Sunday, 20 April 2008

The Five Stages of culture shock

I just found this interesting article on a Facebook group, you can read the same article here

Culture shock is divided into five stages. Each stage can be long standing or appears only under certain conditions. It is important to realize that culture shock is a perfectly normal condition which affects persons differently, just as grief, shock and other pressures in life. Some people show stronger reactions than others and not all experience all the five stages of culture shock.

THE FIRST STAGE is often called the honeymoon stage. It is characterized by tension and expectations. While it is going on, people enjoy the excitement that arises from being in a new place where everything is interesting. Some people never leave this initial stage of the exitement that goes along with being abroad. They are constantly experiencing a mild ecstacy and behave like eternal tourists: travel to new and interesting places, make friends only with their fellow countrymen and retain their old way of living. For most people however, the honeymoon passes by and they enter into the second and most difficult stage of the culture shock.

THE SECOND STAGE is the actual shock. We experience that with our students in the Reception Department. Therfore it will be discussed more thoroughly than the other stages.

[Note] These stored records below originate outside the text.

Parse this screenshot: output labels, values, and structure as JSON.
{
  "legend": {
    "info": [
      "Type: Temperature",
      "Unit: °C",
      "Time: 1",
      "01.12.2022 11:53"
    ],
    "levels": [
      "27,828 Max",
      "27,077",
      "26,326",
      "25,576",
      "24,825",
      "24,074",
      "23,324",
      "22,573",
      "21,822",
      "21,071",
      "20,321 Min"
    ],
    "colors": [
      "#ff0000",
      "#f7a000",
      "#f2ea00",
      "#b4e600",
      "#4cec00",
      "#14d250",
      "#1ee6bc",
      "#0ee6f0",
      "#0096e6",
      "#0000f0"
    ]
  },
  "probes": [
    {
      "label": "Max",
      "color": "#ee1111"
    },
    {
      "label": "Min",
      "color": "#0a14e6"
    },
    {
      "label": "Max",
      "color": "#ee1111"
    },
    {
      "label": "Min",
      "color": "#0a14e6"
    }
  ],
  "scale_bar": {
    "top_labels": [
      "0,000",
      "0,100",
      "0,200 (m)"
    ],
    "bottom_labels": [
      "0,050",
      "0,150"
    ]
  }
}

It can be characterized with loss of courage and general discomfort. Changes in character occur, depression, lack of self-confidence and irritation, people become more vulnerable and prone to crying, more worried about their health, suffer from headache, bad stomach and complaint about pain and allergy. Difficulties with concentration often occur and reduce the ability to learn a new language. These factors increase the anxiety and the stress.

In the following period, the self-awareness dissolves and people have trouble with solving simple problems. Conversations on this stage are about things that can not be bought, what you must get along without, and everything that the people in the new country do wrong (which means “differently”). This stage can be characterized with escape, because in this period you always think of returning to the old country.

People tend to regard ones own culture as the only way to do the things. This attitude has been called "ethnocentrism". That is the belief that ones own culture, race and nation is the navel of the world. Individuals identify with their own group and its habits. All critical remarks are regarded as a provocation to the individual just as the group. “If you criticize me, you are criticizing my country, if you criticize my country, you are criticizing me.”

Therefore people often show hostile and aggressive resistance against the host country on the second stage of the culture shock. This hostility comes from natural difficulties that a family or individuals run into in the adjustment process. "I feel terribly in the new country, there must be something terribly wrong here"!!!

There are problems in school, difficulties with language, trouble with lodging and employment as well as the fact that the people in the host country just don’t care about these problems or don’t seem to understand them. The result is aggressiveness and discomfort because the people don’t seem like foreigners at all.

Therefore it is important to understand culture shock and what is going on in relations between people. It is important to consider carefully the conduct toward people suffering from culture shock. In the beginning, people are often well received, but when time passes and the novelty disappears, the attitude often turns into indifference or dislike which immigrants experience as hostility. Thus aggressive hostility can escalate on both sides.

Instead of regarding the difficulties in a cultural context, people speak about these problems as if they were specially invented by the host country, in order to get the visitor into a trouble. Under such circumstances, circulating stereotypes emerge, which can lead to collisions if people doesn’t practice tolerance. “These Icelanders”, or “these immigrants” are so and so.......!

THE THIRD STAGE of culture shock is characterized with one’s plunging into new ways of living. With patience, it is possible to reach this stage by the end of the first year. Key aspects in a new culture are being learned and the earlier chaos and lack of direction seldom appears. Relations with the native population are initiated, such as neighbours and workmates or schoolmates. The vocabulary and pronunciation is being learned. Instead of standing outside and watching the culture with critical eyes, people plunge into the life of the new country.

THE FOURTH STAGE is the final stage of the assimilation, characterized with full participation in the way of life in the new country. People seldom think of “them” and “us”. They have assimilated to life, regarding both emotions and general activities and life just as easy as before moving.

THE FIFTH STAGE: Long after people have moved back to the homeland, something unexpected happens. They experience the fifth stage of the culture shock. It is called a reverse culture shock or returning shock, and appears after the return home again. The homeland is not comfortable any more because people have been away from home for a long time and have become comfortable with customs and habits belonging to a new lifestyle. Much has changed and it takes some time to get used to way of life, gestures and symbols of one’s own culture.

For me, my order was totally different. I started on the second stage, then went to the first stage, and now I'm on the third stage. I don't think I'll ever get to the fourth stage, and I'm pretty sure I'll get the fifth stage when I return home. I KNOW I will because I get that every time I return home even from a short vacation!


Danie said...

You will get to the last stage! It may take a little or a lot of time, but you'll get there. I'm Canadian and have lived in India for a little over a year. I wrote a journal and just had it published. It's called The Expat Arc and it's about my journey over the arc of culture shock. Hang in there!